General Information
Council for Information on Tranquillisers, Antidepressants, and Painkillers
CITAp (formerly CITA) was a charitable organisation, established in 1987 to provide support and information for individuals, families, friends and professional advisors dealing with prescribed tranquillisers, sleeping tablets, and antidepressants.
As drugs have evolved so have we. Originally the Council for Involuntary Tranquilliser Addiction, the charity evolved to become the Council for Information on Tranquillisers and Antidepressants, and later the Council for Information on Tranquillisers, Antidepressants, and Painkillers.
CITAp worked in GPs surgeries across the North West of England with a system of withdrawal clinics pioneered by the charity. The success of these clinics was such that the charity was probably responsible for more prescribed medication withdrawals than any other organisation in the UK.

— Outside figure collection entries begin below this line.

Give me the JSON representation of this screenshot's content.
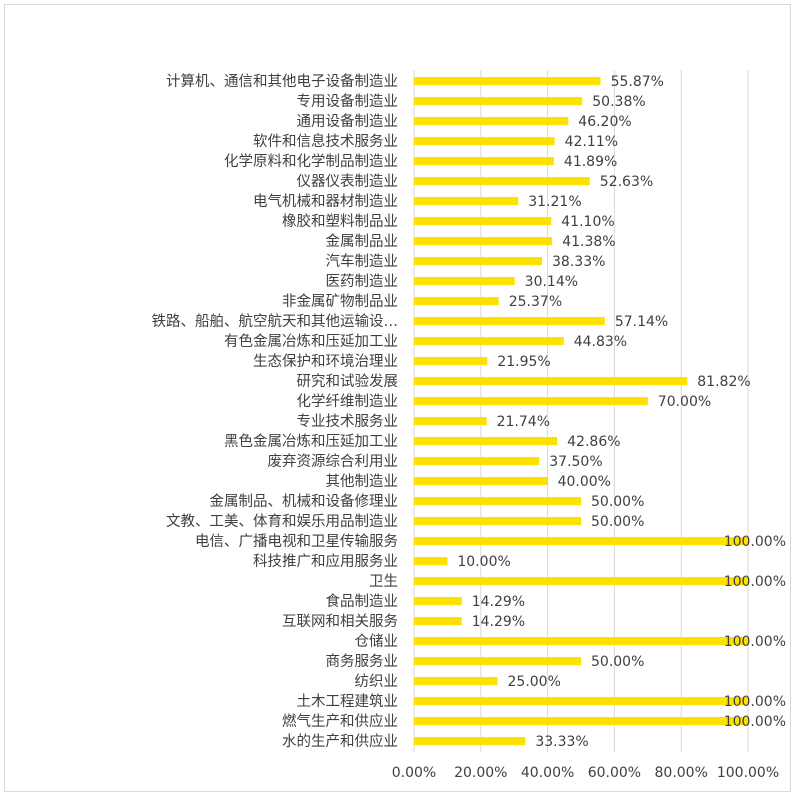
{
  "chart_data": {
    "type": "bar",
    "orientation": "horizontal",
    "title": "",
    "xlabel": "",
    "ylabel": "",
    "xlim": [
      0,
      100
    ],
    "grid": true,
    "legend": "none",
    "bar_color": "#ffe100",
    "x_ticks": [
      "0.00%",
      "20.00%",
      "40.00%",
      "60.00%",
      "80.00%",
      "100.00%"
    ],
    "categories": [
      "计算机、通信和其他电子设备制造业",
      "专用设备制造业",
      "通用设备制造业",
      "软件和信息技术服务业",
      "化学原料和化学制品制造业",
      "仪器仪表制造业",
      "电气机械和器材制造业",
      "橡胶和塑料制品业",
      "金属制品业",
      "汽车制造业",
      "医药制造业",
      "非金属矿物制品业",
      "铁路、船舶、航空航天和其他运输设…",
      "有色金属冶炼和压延加工业",
      "生态保护和环境治理业",
      "研究和试验发展",
      "化学纤维制造业",
      "专业技术服务业",
      "黑色金属冶炼和压延加工业",
      "废弃资源综合利用业",
      "其他制造业",
      "金属制品、机械和设备修理业",
      "文教、工美、体育和娱乐用品制造业",
      "电信、广播电视和卫星传输服务",
      "科技推广和应用服务业",
      "卫生",
      "食品制造业",
      "互联网和相关服务",
      "仓储业",
      "商务服务业",
      "纺织业",
      "土木工程建筑业",
      "燃气生产和供应业",
      "水的生产和供应业"
    ],
    "values": [
      55.87,
      50.38,
      46.2,
      42.11,
      41.89,
      52.63,
      31.21,
      41.1,
      41.38,
      38.33,
      30.14,
      25.37,
      57.14,
      44.83,
      21.95,
      81.82,
      70.0,
      21.74,
      42.86,
      37.5,
      40.0,
      50.0,
      50.0,
      100.0,
      10.0,
      100.0,
      14.29,
      14.29,
      100.0,
      50.0,
      25.0,
      100.0,
      100.0,
      33.33
    ],
    "value_labels": [
      "55.87%",
      "50.38%",
      "46.20%",
      "42.11%",
      "41.89%",
      "52.63%",
      "31.21%",
      "41.10%",
      "41.38%",
      "38.33%",
      "30.14%",
      "25.37%",
      "57.14%",
      "44.83%",
      "21.95%",
      "81.82%",
      "70.00%",
      "21.74%",
      "42.86%",
      "37.50%",
      "40.00%",
      "50.00%",
      "50.00%",
      "100.00%",
      "10.00%",
      "100.00%",
      "14.29%",
      "14.29%",
      "100.00%",
      "50.00%",
      "25.00%",
      "100.00%",
      "100.00%",
      "33.33%"
    ]
  }
}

CITAp also operated the only National Helpline – which was used by individuals and professionals alike.
Information on drug interactions was obtained from a number of sources including, but not limited to; manufacturer's advice, observations of numerous withdrawal clinics, and information brought together during the many years the charity carried out their work.
Our brains developed largely to accommodate hunter-gatherer issues. The complex traumas of modern life have resulted in numerous medical conditions. A variety of drugs have been developed to help combat these traumas. When used correctly, and in an informed way, these drugs can greatly increase the quality of life.
Unfortunately the speed of medical advances often means these drugs are used incorrectly; in particular duration of medication and unintended side effects caused by drug interactions with each other. In many cases they can make the situation significantly worse. In some cases new medication is introduced to reduce the side-effects of one drug with beneficial short-term result. However in the longer-term this worsens the original symptoms created by the first drug.
The situation is compounded by the fact that many of these drugs have withdrawal symptoms similar, or worse, than the original condition. This effectively creates an involuntary drug addiction.
It is strongly recommended that withdrawal from many of these drugs is supported by a qualified counsellor.
In many cases patients can return to a normal life once they have gradually weaned off their drugs.
IMPORTANT NOTICE: Any advice given on this site should not be substituted for the advice of a qualified medical professional who is well-informed about prescription addiction and withdrawal. The best combination is to work with both your doctor and an organisation with experience in prescription medication withdrawal.
All advice is followed at your own risk. You are advised never to stop taking any medication abruptly, and without the consent of a qualified medical professional.
Stopping mind altering medication suddenly is always the worst option.